Useful materials are often statistically exceptional and they might be overlooked by artificial intelligence (AI) models that attempt to describe all materials simultaneously. These global models perform well for the majority of materials, but they do not necessarily capture the useful ones. Subgroup discovery (SGD) identifies descriptions of subsets of materials associated with exceptional values of a chosen property. Thus, SGD can better capture exceptional materials compared to widely used AI techniques. Previous studies focused on the SG that maximizes an objective function establishing a tradeoff between the SG size and the exceptionality of the distribution of property values within the SG. However, this optimization does not give a unique solution, but many SGs typically have similar objective-function values. Here, we identify a "Pareto region" of SGD solutions presenting a multitude of size-exceptionality tradeoffs. The approach is demonstrated by learning descriptions of perovskites with a high bulk modulus.
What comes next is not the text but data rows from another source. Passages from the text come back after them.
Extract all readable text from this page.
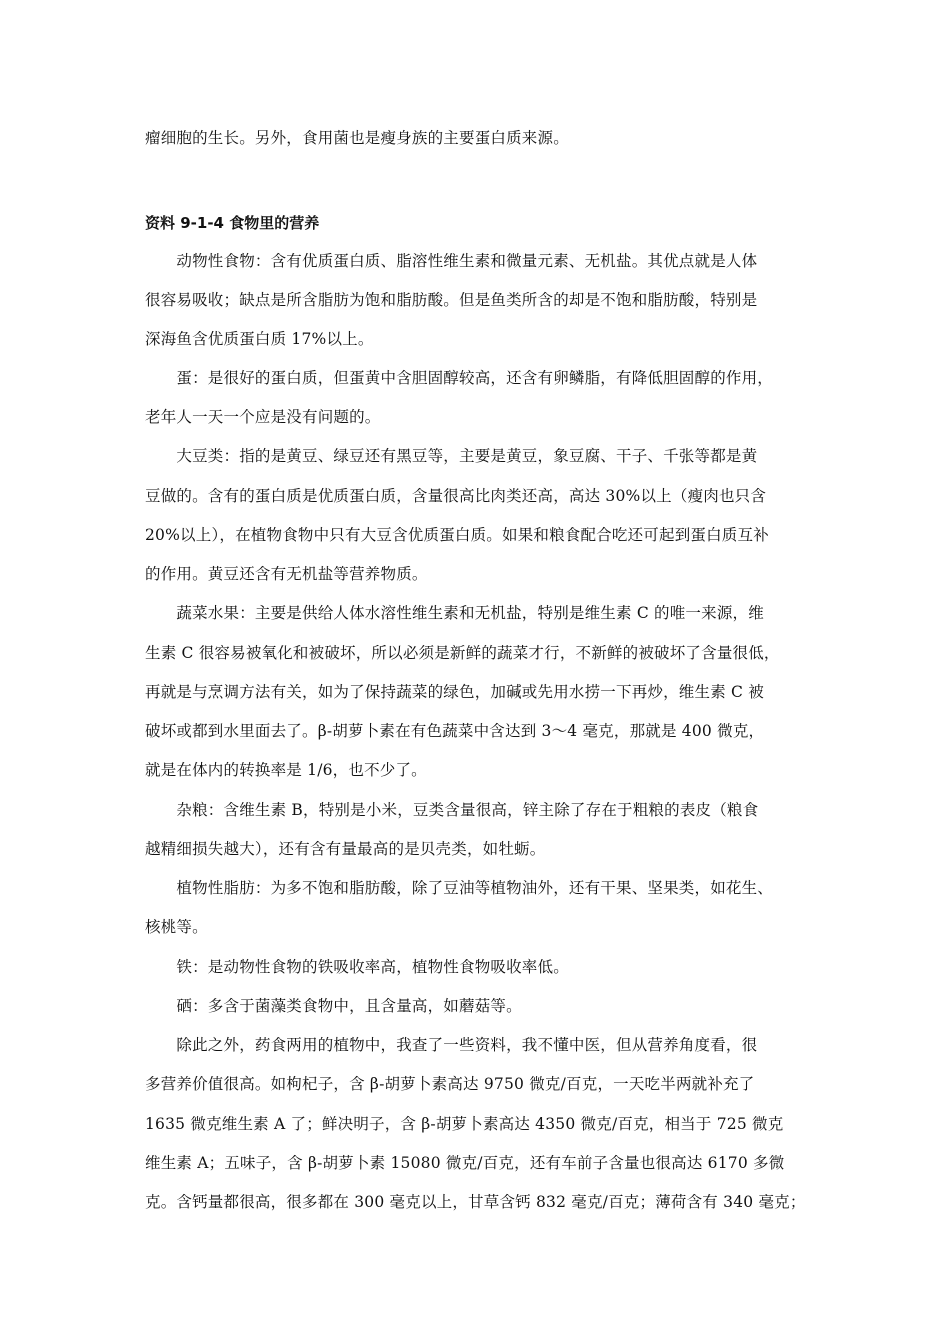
瘤细胞的生长。另外，食用菌也是瘦身族的主要蛋白质来源。
资料 9-1-4 食物里的营养
　　动物性食物：含有优质蛋白质、脂溶性维生素和微量元素、无机盐。其优点就是人体
很容易吸收；缺点是所含脂肪为饱和脂肪酸。但是鱼类所含的却是不饱和脂肪酸，特别是
深海鱼含优质蛋白质 17%以上。
　　蛋：是很好的蛋白质，但蛋黄中含胆固醇较高，还含有卵鳞脂，有降低胆固醇的作用，
老年人一天一个应是没有问题的。
　　大豆类：指的是黄豆、绿豆还有黑豆等，主要是黄豆，象豆腐、干子、千张等都是黄
豆做的。含有的蛋白质是优质蛋白质，含量很高比肉类还高，高达 30%以上（瘦肉也只含
20%以上），在植物食物中只有大豆含优质蛋白质。如果和粮食配合吃还可起到蛋白质互补
的作用。黄豆还含有无机盐等营养物质。
　　蔬菜水果：主要是供给人体水溶性维生素和无机盐，特别是维生素 C 的唯一来源，维
生素 C 很容易被氧化和被破坏，所以必须是新鲜的蔬菜才行，不新鲜的被破坏了含量很低，
再就是与烹调方法有关，如为了保持蔬菜的绿色，加碱或先用水捞一下再炒，维生素 C 被
破坏或都到水里面去了。β-胡萝卜素在有色蔬菜中含达到 3～4 毫克，那就是 400 微克，
就是在体内的转换率是 1/6，也不少了。
　　杂粮：含维生素 B，特别是小米，豆类含量很高，锌主除了存在于粗粮的表皮（粮食
越精细损失越大），还有含有量最高的是贝壳类，如牡蛎。
　　植物性脂肪：为多不饱和脂肪酸，除了豆油等植物油外，还有干果、坚果类，如花生、
核桃等。
　　铁：是动物性食物的铁吸收率高，植物性食物吸收率低。
　　硒：多含于菌藻类食物中，且含量高，如蘑菇等。
　　除此之外，药食两用的植物中，我查了一些资料，我不懂中医，但从营养角度看，很
多营养价值很高。如枸杞子，含 β-胡萝卜素高达 9750 微克/百克，一天吃半两就补充了
1635 微克维生素 A 了；鲜决明子，含 β-胡萝卜素高达 4350 微克/百克，相当于 725 微克
维生素 A；五味子，含 β-胡萝卜素 15080 微克/百克，还有车前子含量也很高达 6170 多微
克。含钙量都很高，很多都在 300 毫克以上，甘草含钙 832 毫克/百克；薄荷含有 340 毫克；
有用的材料在统计上往往是特殊的,它们可能会被试图同时描述所有材料的人工智能(AI)模型忽略。这些全局模型对大多数材料表现良好,但它们不一定能捕捉到有用的材料。子群发现(SGD)识别与所选属性的异常值相关的材料子集的描述。因此,与广泛使用的AI技术相比,SGD能够更好地捕捉特殊材料。先前的研究集中在最大化目标函数的子群上,该目标函数在子群大小和子群内属性值分布的异常性之间建立了权衡。然而,这种优化并没有给出唯一的解决方案,而是许多子群通常具有相似的目标函数值。在这里,我们识别了SGD解决方案的一个“帕累托区域”,它呈现了多种大小-异常性权衡。通过学习具有高体积模量的钙钛矿的描述来证明该方法。